Wind subsidy could preserve some North Dakota jobsA last-minute, one-year extension of a wind energy subsidy could save thousands of jobs nationwide, according to an industry group, but officials in North Dakota are waiting to see what its effect will be on jobs here.
By: By Christopher Bjorke, Forum News Service, The Jamestown Sun
A last-minute, one-year extension of a wind energy subsidy could save thousands of jobs nationwide, according to an industry group, but officials in North Dakota are waiting to see what its effect will be on jobs here.
The tax deal passed in the House of Representatives this week to avert the “fiscal cliff” crisis included an extension of the production tax credit for wind energy projects started in 2013.
The deal will help support LM Wind Power’s wind blade factory in Grand Forks, but any new hiring will depend on how active its customers are in 2013, said Bill Burga Jr., head of manufacturing for North and South America for Denmark-based LM.
“While we’re all encouraged with this news, any new business will likely take many months to actually arrive,” Burga wrote in an email.
The wind industry had been bracing for the expected expiration of the credit after Dec. 31, which was cited by LM in its decision to cut 345 jobs in Grand Forks in September.
The American Wind Energy Association said the extension, which provides a 2.2-cent credit per kilowatt hour of renewable power, could save as many as 37,000 of the 75,000 wind industry jobs thought to be in the U.S.

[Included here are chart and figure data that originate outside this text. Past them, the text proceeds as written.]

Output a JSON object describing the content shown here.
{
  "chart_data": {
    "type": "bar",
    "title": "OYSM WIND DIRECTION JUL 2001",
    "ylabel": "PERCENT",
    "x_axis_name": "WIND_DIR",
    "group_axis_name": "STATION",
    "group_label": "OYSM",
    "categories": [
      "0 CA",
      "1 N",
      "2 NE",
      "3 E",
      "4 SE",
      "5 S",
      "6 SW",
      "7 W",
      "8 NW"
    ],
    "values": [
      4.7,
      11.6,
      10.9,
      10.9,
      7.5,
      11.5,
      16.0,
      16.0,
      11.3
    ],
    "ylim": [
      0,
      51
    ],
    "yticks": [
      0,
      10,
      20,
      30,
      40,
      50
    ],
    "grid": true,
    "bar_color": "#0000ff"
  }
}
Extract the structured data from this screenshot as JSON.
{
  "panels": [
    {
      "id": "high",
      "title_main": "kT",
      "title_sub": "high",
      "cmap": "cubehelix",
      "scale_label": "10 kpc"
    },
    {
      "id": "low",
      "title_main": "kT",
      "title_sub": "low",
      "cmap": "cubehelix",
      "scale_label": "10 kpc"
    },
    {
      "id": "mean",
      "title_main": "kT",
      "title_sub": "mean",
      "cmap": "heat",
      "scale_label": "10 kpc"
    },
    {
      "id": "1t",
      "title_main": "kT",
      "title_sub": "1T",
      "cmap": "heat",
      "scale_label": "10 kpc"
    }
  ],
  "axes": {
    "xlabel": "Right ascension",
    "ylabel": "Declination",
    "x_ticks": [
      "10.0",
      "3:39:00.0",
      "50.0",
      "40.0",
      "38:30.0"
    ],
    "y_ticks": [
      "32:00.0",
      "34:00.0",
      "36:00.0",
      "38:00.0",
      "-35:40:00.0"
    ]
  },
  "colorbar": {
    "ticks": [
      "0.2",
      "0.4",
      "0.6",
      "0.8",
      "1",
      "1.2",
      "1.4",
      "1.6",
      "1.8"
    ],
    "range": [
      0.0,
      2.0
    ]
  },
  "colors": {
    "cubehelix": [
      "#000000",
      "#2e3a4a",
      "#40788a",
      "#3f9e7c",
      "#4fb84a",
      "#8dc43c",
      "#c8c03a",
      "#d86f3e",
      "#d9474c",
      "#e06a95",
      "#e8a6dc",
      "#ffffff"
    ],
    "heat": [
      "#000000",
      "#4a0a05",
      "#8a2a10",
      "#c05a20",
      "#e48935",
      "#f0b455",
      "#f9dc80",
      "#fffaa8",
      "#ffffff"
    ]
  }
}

“We’re still attempting to see what might come from this in the coming months,” said Burga, who is based in Grand Forks. “We’re certainly hopeful those customers that were ‘fence sitters’ might begin to offer up a renewed look this year.”
LM received a blade order in late 2012 that could prompt the company to hire 40 or more workers, but that number could also be much smaller depending on when the customer takes the blades.
The prospects for a closed component factory in West Fargo were uncertain to economic development officials there.
West Fargo’s former DMI Industries wind tower factory has been shuttered since DMI’s parent company, Otter Tail Corp., sold off the company to Texas-based Trinity Industries in September.
West Fargo Economic and Community Services Director Mark Vaux said he had not heard from Trinity on their plans for the factory.
“We’ve been trading phone calls with them to find out what their plans are,” Vaux said.
Trinity has a broad portfolio of businesses, including wind towers but the company has not told West Fargo leaders if it will use the DMI factor for wind components.
“They never indicated that that was part of their future plans,” Vaux said.
Calls to Trinity were not returned Thursday.
While LM is waiting for the wind industry’s response to the tax credit extension, the president of the Grand Forks Region Economic Develop Corp. said it would probably prevent further job losses at LM.
“It should stabilize their workforce,” said Klaus Thiessen of the EDC.
He said LM’s workforce stood at 230 workers in Grand Forks.